Former Republican presidential candidate Ben Carson has revealed he linked Hillary Clinton to liberal radical Saul Alinsky, who once praised Lucifer in a book, to provide "perspective" on what type of president the Democrat would be if elected.
The former neurosurgeon was mocked by many in the secular media when, during a speech delivered at the Republican National Convention in Cleveland, Ohio, he argued that Alinsky's teachings matter given his influence in Clinton's life.
"Her senior thesis was about Saul Alinksy, this was someone that she greatly admired and that affected all of her philosophies subsequently. Now interestingly enough, let me tell you about Saul Alinksy. He wrote a book called 'Rules for Radicals,'" said Carson.
"On the dedication page it acknowledges Lucifer, the original radical who gained his own kingdom. Now think about that, this is a nation where our founding document, the Declaration of Independence, talks about certain inalienable rights that come from our creator. This is a nation where our Pledge of Allegiance says we are 'One Nation Under God," he continued.
"This is a nation where every coin in our pocket and every bill in our wallet says 'In God We Trust.' So are we willing to elect someone as president who has as their role model somebody who acknowledges Lucifer? Think about that."
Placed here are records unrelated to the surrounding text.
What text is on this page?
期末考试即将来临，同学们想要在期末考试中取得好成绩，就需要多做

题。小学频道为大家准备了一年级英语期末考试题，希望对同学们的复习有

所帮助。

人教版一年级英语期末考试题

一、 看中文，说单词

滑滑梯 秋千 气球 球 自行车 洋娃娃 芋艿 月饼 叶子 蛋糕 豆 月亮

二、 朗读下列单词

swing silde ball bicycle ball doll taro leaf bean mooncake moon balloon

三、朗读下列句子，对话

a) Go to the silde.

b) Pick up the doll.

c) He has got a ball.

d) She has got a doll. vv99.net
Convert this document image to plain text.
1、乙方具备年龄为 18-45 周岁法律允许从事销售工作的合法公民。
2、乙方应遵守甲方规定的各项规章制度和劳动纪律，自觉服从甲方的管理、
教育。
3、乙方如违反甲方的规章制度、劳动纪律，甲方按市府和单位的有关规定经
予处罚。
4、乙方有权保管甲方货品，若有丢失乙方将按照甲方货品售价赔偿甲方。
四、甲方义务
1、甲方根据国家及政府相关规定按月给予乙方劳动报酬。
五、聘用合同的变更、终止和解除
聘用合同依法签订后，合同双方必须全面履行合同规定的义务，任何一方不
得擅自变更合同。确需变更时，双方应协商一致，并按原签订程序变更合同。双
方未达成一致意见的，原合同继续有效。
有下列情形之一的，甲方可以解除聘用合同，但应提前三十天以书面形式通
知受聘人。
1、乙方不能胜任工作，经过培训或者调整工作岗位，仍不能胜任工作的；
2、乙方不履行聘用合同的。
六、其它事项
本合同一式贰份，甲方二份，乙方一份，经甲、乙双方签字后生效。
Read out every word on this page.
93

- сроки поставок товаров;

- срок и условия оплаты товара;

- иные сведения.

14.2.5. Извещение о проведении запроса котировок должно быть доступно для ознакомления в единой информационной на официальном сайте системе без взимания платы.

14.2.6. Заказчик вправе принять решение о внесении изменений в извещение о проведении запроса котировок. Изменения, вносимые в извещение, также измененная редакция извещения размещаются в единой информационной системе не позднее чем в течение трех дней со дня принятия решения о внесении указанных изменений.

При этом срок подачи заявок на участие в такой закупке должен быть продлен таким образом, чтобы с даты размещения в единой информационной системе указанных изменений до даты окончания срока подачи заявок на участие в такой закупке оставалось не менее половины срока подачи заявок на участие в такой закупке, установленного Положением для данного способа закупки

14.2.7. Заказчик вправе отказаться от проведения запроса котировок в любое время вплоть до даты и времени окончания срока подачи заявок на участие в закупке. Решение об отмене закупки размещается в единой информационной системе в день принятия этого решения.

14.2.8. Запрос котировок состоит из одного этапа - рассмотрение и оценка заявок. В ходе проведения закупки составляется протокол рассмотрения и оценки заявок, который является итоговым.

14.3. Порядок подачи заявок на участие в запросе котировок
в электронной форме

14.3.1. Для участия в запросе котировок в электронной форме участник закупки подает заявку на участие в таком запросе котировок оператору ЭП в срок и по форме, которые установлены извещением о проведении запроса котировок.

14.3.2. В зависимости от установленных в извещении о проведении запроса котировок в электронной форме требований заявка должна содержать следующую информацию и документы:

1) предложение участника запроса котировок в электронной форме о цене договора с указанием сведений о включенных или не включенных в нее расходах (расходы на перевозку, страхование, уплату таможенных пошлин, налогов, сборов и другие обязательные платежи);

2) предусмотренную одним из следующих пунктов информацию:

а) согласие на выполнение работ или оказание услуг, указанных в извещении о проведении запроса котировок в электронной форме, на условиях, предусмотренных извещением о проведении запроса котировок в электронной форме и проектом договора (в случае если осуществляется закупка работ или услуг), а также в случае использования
Carson also warned that God will "remove himself" from the United States if we allow the "secular progressive agenda" to take Him out of our lives: "We will not be blessed and our nation will go down the tubes and we will be responsible for that. We don't want that to happen," he said.
After coming under fire for his comments, Carson explained that he was simply offering Americans a glimpse of what type of president Clinton would be.
"Recognize that this is a very famous book -- 'Rules for Radicals' -- and on the dedication page, you acknowledge Lucifer in an admirable way saying he's the original radical who gained his own kingdom," Carson told CNN's Chris Cuomo on "New Day." "What I am saying is that we are talking about electing to the presidency an individual who embraces someone who obviously is not someone who is consistent."
He added, "She believed that at that time. And now you look at her actions. You look at what she advocates ... those are pretty consistent, quite frankly. We all have people who are our mentors. We all have people that we admired as a college student. At Wellesley, she was on a first name basis with Saul Alinsky. He offered her a job after she finished, but she decided to go to law school. They were very close."
The former neurosurgeon further defended his statements in a Facebook post shared on Wednesday, vowing to "continue to talk about "Clinton's admiration for Saul Alinsky, her secular progressive values, and her commitment to activist judges who share those values" regardless of attacks from the media.
"We must remember that 2016 is not just about who will sit in the Oval Office for the next 4 years, but who will sit on the Supreme Court for the next several decades," he wrote. "Together, let's keep this issue front and center."